Die Äußere Zwingermauer ist noch in einigen Abschnitten mit fünf Schalentürmen erhalten. Im Norden und Nordosten ist die Mauer besser erhalten als im Süden und Südwesten. Hier lässt sich noch die ursprüngliche Höhe des Wehrgangs aufgrund der Konstruktionsauflagerstufe erahnen.

Im Süden und Südwesten dagegen finden sich nur noch lose Mauerwerksreste, der Verlauf lässt sich hier nur noch anhand der Topgrafie und der historischen Lagepläne rekonstruieren. Zur Unterstützung der Rekonstruktion dienen die verschiedenen Grundrissdarstellungen aus den Jahren 1867, 1920, 1929 und der Uraufnahme des 19. Jahrhunderts. Hier wurden zwei Schalentürme im Süden, sowie der rechtwinklige Abschluss im Südosten übernommen. An der Position des rekonstruierten westlichen Schalenturms im Süden sind heute noch Fundamentüberreste eines größeren Baus zu erkennen.
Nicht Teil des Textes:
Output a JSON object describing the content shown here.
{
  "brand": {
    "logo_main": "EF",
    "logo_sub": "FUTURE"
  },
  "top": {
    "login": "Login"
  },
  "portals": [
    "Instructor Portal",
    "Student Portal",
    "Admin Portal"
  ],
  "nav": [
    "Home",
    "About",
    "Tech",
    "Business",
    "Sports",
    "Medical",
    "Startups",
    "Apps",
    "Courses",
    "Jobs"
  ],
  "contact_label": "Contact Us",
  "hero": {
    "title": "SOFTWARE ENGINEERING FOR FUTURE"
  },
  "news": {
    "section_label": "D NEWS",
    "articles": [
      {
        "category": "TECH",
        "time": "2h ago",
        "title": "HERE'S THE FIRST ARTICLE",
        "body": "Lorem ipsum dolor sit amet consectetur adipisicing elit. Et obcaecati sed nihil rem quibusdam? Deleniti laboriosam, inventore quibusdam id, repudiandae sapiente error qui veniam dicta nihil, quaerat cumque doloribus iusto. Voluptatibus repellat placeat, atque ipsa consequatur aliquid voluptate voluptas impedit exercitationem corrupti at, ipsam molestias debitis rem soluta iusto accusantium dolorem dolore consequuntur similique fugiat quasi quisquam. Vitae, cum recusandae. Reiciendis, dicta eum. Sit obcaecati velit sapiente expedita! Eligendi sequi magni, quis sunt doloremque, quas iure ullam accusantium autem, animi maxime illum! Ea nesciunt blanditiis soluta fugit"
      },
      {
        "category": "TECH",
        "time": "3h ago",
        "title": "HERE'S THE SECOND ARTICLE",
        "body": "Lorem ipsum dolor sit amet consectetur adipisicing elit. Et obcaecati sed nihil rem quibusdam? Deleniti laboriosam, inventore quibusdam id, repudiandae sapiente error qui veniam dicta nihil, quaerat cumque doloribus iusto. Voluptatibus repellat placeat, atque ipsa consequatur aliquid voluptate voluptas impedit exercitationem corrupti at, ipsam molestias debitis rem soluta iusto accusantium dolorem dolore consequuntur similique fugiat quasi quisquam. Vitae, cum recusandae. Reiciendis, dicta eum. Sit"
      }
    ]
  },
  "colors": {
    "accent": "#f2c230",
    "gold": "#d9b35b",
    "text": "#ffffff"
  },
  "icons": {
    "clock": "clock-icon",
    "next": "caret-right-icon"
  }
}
Auch beim östlichen Schalenturm im Süden ist ein Mauerwerksansatz vorzufinden.

Der östliche Abschnitt wurde im ruinenhaften Zustand um 1700, wegen Gefährdung der Kirche unterhalb, abgetragen. Die äußere Zwingermauer ist im Südosten beim Tor an die ältere Quermauer stumpf angemauert, ein Hinweis auf eine spätere Bauphase.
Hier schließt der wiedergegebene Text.